Un tiers des Chinois pratiquent, des cultes clandestins pour la plupart.
Libération
L’opium du peuple cher aux marxistes fait des ravages en Chine. Un tiers des habitants sont croyants, soit trois fois plus que ne le redoutaient les dirigeants de la République populaire. Le chiffre émane d’ Oriental Outlook, magazine proche l’agence de presse Xinhua, et balaye les anciennes statistiques officielles qui donnaient 12 % d’adeptes, toutes religions confondues.

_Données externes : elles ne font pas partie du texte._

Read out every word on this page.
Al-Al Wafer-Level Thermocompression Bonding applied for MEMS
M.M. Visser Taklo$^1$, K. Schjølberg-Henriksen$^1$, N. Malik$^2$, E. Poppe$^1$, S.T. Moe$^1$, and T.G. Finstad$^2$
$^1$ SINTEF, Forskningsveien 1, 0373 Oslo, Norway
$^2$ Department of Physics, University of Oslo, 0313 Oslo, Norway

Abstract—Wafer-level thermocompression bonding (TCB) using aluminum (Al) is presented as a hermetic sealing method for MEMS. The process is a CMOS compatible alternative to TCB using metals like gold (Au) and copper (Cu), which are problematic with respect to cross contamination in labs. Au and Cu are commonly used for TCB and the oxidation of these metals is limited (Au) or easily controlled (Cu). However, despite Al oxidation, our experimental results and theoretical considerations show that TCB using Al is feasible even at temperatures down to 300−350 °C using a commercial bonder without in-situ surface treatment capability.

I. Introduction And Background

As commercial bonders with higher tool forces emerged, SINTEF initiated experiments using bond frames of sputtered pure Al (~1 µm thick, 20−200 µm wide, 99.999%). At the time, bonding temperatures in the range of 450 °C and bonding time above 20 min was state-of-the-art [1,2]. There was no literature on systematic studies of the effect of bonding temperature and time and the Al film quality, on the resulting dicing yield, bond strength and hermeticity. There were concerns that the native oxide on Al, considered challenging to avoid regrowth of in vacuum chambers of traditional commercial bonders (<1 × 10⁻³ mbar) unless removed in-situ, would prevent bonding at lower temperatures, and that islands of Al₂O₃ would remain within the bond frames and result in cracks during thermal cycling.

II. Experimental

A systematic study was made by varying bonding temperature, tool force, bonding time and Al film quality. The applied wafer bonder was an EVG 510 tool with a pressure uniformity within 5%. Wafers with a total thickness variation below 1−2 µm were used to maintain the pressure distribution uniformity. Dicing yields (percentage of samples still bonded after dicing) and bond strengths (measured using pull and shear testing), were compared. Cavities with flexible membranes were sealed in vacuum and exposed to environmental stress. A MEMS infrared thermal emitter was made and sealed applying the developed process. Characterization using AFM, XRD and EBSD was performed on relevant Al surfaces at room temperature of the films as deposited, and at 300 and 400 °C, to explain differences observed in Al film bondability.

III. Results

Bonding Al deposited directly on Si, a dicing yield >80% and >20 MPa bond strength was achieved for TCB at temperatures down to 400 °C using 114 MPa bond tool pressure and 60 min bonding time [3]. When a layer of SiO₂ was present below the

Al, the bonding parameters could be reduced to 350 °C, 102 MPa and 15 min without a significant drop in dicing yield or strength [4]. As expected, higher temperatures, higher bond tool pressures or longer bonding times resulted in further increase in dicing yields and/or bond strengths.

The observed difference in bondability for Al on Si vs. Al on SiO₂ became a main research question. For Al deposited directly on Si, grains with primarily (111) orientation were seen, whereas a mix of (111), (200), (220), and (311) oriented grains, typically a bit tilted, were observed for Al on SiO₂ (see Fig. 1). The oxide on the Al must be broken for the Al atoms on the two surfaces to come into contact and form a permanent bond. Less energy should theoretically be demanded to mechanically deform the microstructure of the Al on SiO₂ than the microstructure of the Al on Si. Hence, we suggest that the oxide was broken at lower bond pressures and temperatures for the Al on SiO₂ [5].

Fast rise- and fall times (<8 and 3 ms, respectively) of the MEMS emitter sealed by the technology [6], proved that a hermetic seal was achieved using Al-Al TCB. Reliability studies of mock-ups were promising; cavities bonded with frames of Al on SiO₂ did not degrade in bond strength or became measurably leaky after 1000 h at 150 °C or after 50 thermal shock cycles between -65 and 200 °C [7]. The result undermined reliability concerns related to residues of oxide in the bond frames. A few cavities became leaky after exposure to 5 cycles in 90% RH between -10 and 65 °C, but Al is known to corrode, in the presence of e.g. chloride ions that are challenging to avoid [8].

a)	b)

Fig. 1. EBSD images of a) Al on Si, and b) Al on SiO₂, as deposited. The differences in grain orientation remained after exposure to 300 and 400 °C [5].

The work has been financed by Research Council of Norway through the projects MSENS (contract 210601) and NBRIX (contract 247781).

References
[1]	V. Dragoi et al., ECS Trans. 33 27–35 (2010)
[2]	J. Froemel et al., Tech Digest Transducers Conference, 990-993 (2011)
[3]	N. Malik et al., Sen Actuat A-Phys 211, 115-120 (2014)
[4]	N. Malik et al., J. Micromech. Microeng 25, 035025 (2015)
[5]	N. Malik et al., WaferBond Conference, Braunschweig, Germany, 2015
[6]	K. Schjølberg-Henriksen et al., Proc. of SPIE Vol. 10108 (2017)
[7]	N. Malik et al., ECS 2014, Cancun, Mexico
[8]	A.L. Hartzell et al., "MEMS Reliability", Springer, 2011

Percée catholique. Une étude menée depuis 2005 par deux enseignants d’une université de Shanghai auprès de
4 500 personnes âgées de 16 ans et plus, donne le chiffre précis de 31,4 % : bouddhistes, taoïstes, chrétiens, musulmans ou adorateurs du Dieu de la fortune, ils seraient 300 millions à chercher le salut au-delà des valeurs communistes. Les religions asiatiques traditionnelles sont largement majoritaires (200 millions), mais les chrétiens, sans distinction entre protestants et catholiques, font une grosse percée, passant de 10 millions à la fin des années 90 à 40 millions aujourd’hui. La plupart ne se revendiquent pas de l’Association patriotique des catholiques ou du Mouvement patriotique des trois autonomies contrôlés par le Parti, mais d’églises clandestines toujours persécutées.
L’étude ne dit pas si on assiste à un renouveau de la foi ou à une simple libération de la parole dans la Chine d’aujourd’hui, où le capitalisme ternit le rouge des drapeaux. En 2005, le Parti avait lancé une vaste campagne pour revitaliser le marxisme, mais avait aussi reconnu le rôle des religions dans la construction de la «société harmonieuse». Mao, seule image sainte autorisée par le Parti aujourd’hui, admettait déjà leur existence : «On ne peut pas écrire l’histoire sans critiquer les religions», a-t-il écrit. C’était avant la Révolution culturelle qui, en son nom, avait persécuté, humilié et détruit tout ce qui sentait l’encens.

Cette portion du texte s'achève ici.